Trop de Pape…peut-être ?…
La fédération Réseaux du Parvis, dont je suis Président, trouve ses racines dans l’esprit de Vatican II et le choc de Mai 68. Nous sommes des chrétiens critiques et de propositions, affirmant principalement notre fidélité à l’Evangile, la prise en compte des avancées du Concile et la liberté de recherche spirituelle.
Je suggère d’élargir le thème proposé à la question plus vaste de l’autorité dans l’Eglise et des rapports entre la hiérarchie et la communauté des chrétiens.
Peut-on envisager une Eglise autre, un pape autre, qui doit-il être, quel pourrait être son rôle ?
Le mot papolâtre suggère un culte outrancier, une passion sans limite, un pape devenu vedette, voire le centre de la foi. L’immense majorité de ceux qui se pressent autour du pape lors de ses sorties publiques expriment sans doute une foi sincère.
Benoît XVI est un grand esprit, un intellectuel de haute volée. Il a subi des attaques injustes et regrettables, par exemple ce qui a été dit sur son enrôlement de force dans les Jeunesses Hitlériennes quand il était enfant.
Telle qu’elle est conçue jusqu’à maintenant, la fonction est écrasante surtout pour un homme âgé, c’est peut-être une mission impossible.

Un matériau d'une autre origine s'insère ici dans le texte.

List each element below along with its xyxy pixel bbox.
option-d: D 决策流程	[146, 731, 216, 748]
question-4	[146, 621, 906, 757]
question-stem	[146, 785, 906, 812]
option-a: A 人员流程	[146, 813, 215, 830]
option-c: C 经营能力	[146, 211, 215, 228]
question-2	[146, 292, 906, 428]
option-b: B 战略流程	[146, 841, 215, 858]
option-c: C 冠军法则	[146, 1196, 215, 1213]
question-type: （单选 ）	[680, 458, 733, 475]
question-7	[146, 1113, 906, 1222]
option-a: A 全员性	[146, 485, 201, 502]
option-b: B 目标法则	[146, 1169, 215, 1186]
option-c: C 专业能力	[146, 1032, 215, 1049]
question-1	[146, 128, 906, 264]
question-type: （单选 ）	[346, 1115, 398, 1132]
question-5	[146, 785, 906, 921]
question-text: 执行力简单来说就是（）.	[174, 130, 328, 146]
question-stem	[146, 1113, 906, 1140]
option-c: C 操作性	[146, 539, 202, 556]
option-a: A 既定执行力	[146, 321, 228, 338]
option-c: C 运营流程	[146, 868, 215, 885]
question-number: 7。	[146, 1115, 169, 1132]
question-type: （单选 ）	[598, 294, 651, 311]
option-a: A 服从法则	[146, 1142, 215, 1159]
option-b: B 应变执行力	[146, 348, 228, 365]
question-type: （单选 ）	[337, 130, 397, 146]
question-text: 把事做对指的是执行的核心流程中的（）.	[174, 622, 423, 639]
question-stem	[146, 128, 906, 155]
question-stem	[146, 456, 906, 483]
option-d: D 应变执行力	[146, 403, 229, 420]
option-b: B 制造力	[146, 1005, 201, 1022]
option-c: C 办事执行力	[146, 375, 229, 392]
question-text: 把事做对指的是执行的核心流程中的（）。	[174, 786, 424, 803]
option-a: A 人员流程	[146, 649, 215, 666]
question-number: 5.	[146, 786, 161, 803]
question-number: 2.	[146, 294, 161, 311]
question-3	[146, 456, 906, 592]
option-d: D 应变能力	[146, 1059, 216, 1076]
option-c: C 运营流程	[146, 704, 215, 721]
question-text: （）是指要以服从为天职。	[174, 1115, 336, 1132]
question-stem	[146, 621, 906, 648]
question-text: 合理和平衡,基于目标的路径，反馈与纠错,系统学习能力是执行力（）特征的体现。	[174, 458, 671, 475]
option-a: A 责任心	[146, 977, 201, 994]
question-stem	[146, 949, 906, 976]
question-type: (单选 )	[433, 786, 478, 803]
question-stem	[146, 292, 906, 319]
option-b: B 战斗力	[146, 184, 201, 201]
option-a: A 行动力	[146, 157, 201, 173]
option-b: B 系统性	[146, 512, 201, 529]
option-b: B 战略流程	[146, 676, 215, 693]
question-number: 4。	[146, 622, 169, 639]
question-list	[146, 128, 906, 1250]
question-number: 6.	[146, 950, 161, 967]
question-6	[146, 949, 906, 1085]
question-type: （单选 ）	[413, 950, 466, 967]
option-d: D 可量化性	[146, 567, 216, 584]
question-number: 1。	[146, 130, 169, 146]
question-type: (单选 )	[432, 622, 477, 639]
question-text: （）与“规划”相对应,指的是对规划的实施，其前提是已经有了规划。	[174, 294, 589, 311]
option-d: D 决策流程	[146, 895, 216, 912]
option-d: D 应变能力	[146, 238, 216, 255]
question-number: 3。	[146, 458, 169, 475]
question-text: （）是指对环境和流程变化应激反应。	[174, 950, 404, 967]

Nous contestons beaucoup de ses positions sur le célibat des prêtres, le ministère des femmes, la sexualité, contraception etc…, et nous n’aimons guère les pompes vestimentaires, liturgiques,… qui caractérisent son personnage social apparent. Si des symboles restent nécessaire pour identifier la fonction, ils doivent souligner l’humilité et la simplicité et non la magnificence.
Trop de pape où ? trop de pape pour qui ? Est-ce qu’on peut dire trop de pape dans les media ?
Ou alors trop de pape dans l’Eglise, ou dans le Christianisme ?
Sans doute oui, si l’on considère que L’Eglise, c’est avant tout la communauté des Chrétiens.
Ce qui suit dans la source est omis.